We've had this discussion multiple times.
- You do not need FQ everywhere and depending on
the case you can do approximations of that.
- What I believe you always need is flow-awareness.
- There are already implementations of dual-queue systems in DC switches such as the Cisco nexus 9k.
- The dualQ system in docsis is the wrong way to implement a flow-aware system with two queues.
For many reasons including, but not limited to the fact that dualQ to work makes assumptions about the behaviour of the end-points.
A flow aware queuing system should not be sensitive to some sort of compliancy of the end-points.
You cannot trust the end-points and the protection system should not discriminate good vs bad based on a badge carried by the packets.
- I also believe dualQ fails to achieve its goal under current and future traffic patters.
- The approach described in this paper also works for 2 queues only and makes no assumption about the end-points.
It does not require marking at all.
James Roberts et al.
Minimizing the overhead in implementing flow-aware networking.
In Proceedings of the 2005 ACM symposium on Architecture for networking and communications systems (ANCS '05).
- There is not one TCP, there is no one single transport in the wild. There are many and there will be many more.
The docsis specs makes the assumption that to be a good guy you must be part of one Church. The one specified.
This is a very religious assumption about end-points' behaviour.
All the others are bad guys. I'm the only one who sees this as deeply wrong?
- Almost 10 years ago I built a FQ prototype on an NPU based on Cavium with Alcatel-Lucent (the team was based in Paris).

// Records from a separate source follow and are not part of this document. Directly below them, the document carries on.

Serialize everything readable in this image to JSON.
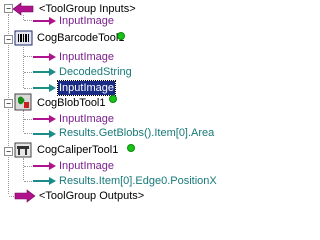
{
  "tree": {
    "toolgroup_inputs": "<ToolGroup Inputs>",
    "toolgroup_outputs": "<ToolGroup Outputs>",
    "tools": [
      {
        "name": "CogBarcodeTool1",
        "status": "ok",
        "terminals": [
          {
            "label": "InputImage",
            "direction": "input"
          },
          {
            "label": "DecodedString",
            "direction": "output"
          },
          {
            "label": "InputImage",
            "direction": "output",
            "selected": true
          }
        ]
      },
      {
        "name": "CogBlobTool1",
        "status": "ok",
        "terminals": [
          {
            "label": "InputImage",
            "direction": "input"
          },
          {
            "label": "Results.GetBlobs().Item[0].Area",
            "direction": "output"
          }
        ]
      },
      {
        "name": "CogCaliperTool1",
        "status": "ok",
        "terminals": [
          {
            "label": "InputImage",
            "direction": "input"
          },
          {
            "label": "Results.Item[0].Edge0.PositionX",
            "direction": "output"
          }
        ]
      }
    ],
    "group_input_terminal": "InputImage",
    "colors": {
      "input_arrow": "#b0128c",
      "output_arrow": "#1a8d8b",
      "status_ok": "#18c418",
      "selection": "#1a2b86"
    },
    "icons": {
      "group_input": "input-arrow-icon",
      "group_output": "output-arrow-icon",
      "barcode_tool": "barcode-icon",
      "blob_tool": "blob-icon",
      "caliper_tool": "caliper-icon"
    }
  }
}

That was supposed to be an ALU7750 target. The problem was that not a single ISP was even aware of the topic. Nobody was asking for it.
It's a chicken and egg problem Mikael. If you do not ask loudly nobody builds it.
- I also built with Ikanos in 2010, a FQ prototype in their MIPS based SoC. 32 queues for the France Telecom livebox
and it worked. Ikanos was later acquired by Qualcomm and that SoC is not used anymore in favour of Broadcom.